Health Care Reporting and a Little Murder at the Biltmore

Author(s)
Published on
October 25, 2010

Here we were, a couple dozen reporters from some of the best, sharpest news outlets around the state, veteran journalists with a nose for news and a passion for learning how we could improve, sharpen and expand our skills and knowledge of health care reporting. We convened at the Millenium Biltmore hotel in downtown Los Angeles for an extraordinary three-and-a-half day fellowship experience to talk shop, listen to some of the country's experts in public health and health journalism and form our own network of sorts as professionals on a common mission.

And then the news intruded and we found ourselves learning about health care with the backdrop of a bizarre and horrifying event: a woman's body was found in a stairwell of the hotel early Saturday morning, October 24, her demise perhaps accidental, perhaps homicide. Police officers were scattered around, an eerie mood fell over the place. But to make the scenario even stranger, hundreds of people had massed at the hotel at the same time to audition for the TV show, "America's Got Talent." Who could make up such a story line?

But with this leit motif of death and show biz mania buzzing in the background, we were amazingly focused and engaged in the offerings of the fellowship. Perhaps we were even more focused by the strange events, finding a sort of comaraderie as journalists on a mission to investigate, not one woman's tragic demise, but the factors that affect hundreds, thousands of our readers around the state who are vulnerable to more insidious, less sensational health risks.

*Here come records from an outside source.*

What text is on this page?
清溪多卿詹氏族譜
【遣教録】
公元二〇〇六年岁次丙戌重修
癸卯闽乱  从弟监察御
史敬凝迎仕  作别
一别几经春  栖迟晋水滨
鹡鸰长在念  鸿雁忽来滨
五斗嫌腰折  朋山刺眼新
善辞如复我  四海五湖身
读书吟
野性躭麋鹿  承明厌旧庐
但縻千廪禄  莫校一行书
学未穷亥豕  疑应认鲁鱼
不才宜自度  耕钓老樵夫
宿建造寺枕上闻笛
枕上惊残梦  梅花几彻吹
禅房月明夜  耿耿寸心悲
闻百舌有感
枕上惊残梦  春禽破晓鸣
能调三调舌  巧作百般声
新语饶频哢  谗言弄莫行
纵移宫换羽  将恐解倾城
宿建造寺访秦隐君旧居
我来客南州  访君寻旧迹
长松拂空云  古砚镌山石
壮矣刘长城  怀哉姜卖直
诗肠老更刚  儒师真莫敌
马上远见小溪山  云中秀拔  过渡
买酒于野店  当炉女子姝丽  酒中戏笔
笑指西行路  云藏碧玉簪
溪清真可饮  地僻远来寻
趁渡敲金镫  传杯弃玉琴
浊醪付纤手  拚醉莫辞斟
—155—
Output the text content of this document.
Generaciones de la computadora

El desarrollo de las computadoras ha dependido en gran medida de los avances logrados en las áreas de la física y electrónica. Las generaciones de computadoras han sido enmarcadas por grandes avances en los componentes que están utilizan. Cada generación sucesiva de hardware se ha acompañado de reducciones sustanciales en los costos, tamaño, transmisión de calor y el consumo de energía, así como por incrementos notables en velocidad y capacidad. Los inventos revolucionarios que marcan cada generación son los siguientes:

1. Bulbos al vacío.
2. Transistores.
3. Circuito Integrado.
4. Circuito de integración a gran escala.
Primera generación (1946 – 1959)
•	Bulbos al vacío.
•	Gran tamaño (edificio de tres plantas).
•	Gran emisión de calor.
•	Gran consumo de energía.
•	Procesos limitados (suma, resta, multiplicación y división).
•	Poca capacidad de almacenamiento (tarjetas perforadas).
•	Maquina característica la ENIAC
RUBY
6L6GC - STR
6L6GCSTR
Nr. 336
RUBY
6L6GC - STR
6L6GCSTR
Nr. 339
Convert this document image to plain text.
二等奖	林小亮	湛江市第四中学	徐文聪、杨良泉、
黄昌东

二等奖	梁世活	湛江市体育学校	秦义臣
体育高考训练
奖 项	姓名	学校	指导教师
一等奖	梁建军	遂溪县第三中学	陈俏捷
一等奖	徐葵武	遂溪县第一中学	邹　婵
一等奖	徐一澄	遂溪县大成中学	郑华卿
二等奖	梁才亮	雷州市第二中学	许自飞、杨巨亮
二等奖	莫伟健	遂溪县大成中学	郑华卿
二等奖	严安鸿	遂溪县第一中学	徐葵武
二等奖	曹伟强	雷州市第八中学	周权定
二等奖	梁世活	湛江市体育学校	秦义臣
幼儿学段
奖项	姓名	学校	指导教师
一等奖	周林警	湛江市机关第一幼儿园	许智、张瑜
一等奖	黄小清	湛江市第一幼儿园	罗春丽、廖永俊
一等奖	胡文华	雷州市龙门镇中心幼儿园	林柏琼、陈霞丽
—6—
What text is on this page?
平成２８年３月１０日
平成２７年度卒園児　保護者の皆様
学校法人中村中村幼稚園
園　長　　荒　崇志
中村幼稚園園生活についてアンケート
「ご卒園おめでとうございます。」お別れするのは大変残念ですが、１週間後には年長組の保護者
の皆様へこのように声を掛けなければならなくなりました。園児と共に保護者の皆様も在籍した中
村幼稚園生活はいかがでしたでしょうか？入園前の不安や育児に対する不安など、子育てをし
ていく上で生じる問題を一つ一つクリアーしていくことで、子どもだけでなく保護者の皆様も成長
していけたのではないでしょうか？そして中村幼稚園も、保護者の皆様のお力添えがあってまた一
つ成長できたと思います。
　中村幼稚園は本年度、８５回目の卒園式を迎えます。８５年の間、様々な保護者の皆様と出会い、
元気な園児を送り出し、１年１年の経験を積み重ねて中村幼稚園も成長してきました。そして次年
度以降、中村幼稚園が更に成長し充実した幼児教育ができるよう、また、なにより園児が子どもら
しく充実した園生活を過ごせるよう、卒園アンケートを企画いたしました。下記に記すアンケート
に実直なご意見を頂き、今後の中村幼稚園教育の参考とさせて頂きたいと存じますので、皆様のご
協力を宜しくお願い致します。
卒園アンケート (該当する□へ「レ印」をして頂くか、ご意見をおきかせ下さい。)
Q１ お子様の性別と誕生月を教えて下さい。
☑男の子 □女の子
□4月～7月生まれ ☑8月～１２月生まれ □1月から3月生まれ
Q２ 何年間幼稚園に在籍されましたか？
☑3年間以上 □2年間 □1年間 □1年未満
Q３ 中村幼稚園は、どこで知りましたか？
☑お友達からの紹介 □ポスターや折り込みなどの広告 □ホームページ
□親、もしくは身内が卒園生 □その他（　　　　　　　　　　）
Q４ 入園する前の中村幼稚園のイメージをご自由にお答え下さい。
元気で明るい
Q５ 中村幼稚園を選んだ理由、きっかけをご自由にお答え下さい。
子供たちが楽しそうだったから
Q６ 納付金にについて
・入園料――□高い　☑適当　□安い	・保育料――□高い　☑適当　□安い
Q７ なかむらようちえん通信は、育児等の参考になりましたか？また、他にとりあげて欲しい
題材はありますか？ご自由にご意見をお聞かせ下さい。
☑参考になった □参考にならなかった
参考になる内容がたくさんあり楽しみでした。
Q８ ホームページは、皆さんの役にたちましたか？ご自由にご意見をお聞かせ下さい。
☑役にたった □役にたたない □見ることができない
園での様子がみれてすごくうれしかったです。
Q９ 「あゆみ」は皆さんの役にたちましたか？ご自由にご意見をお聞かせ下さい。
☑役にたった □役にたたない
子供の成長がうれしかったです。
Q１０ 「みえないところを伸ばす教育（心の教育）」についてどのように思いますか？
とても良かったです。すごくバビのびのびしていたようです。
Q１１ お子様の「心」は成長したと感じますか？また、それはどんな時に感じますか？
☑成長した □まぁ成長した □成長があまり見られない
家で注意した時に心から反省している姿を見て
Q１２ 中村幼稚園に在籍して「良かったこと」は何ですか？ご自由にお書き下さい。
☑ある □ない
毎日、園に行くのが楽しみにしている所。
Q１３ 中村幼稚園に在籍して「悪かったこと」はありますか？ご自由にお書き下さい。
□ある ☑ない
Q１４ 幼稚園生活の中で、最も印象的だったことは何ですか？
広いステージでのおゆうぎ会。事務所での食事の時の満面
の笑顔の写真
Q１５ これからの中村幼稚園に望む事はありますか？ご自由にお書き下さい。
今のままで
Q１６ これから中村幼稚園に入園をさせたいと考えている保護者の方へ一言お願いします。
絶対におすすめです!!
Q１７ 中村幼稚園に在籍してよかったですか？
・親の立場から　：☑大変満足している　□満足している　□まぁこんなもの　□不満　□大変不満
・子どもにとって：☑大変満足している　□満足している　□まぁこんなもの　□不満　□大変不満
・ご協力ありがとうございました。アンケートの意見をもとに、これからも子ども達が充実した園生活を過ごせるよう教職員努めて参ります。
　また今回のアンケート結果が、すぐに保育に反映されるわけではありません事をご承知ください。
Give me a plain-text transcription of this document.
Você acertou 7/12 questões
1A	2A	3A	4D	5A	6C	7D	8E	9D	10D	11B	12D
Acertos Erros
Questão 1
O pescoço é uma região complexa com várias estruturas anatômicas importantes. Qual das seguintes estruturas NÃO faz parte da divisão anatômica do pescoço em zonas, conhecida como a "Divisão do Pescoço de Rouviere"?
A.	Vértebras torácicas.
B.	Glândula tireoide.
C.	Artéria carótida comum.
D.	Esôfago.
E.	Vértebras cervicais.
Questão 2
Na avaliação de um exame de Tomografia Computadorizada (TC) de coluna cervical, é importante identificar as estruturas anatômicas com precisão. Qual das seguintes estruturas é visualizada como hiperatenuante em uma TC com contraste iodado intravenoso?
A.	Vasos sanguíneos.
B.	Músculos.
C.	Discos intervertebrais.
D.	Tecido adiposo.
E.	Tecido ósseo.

The theme that ran as a common thread throughout the lectures--from the discussion of public health approaches to urban health in Philadelphia by Carolyn Cannuscio to the talk about health disparities by Dr. Leonard Syme to Michael Lu's presentation of his theory of preventive health care that begins in the womb and extends into old age--was the powerful impact of environmental factors on individual and community health. The consensus seemed clear that a focus on individual disease and treatments was no longer meaningful; what would change health outcomes in the long run would be prevention based on real understanding of how people's daily lives and stressors can strip away years from their lives and foster chronic disease.

Meanwhile, we are all following the outcome of the story of one woman, 48 years old, who met her untimely end by means as yet unknown. We are journalists, after all, and our job is to ask questions and find out the answers.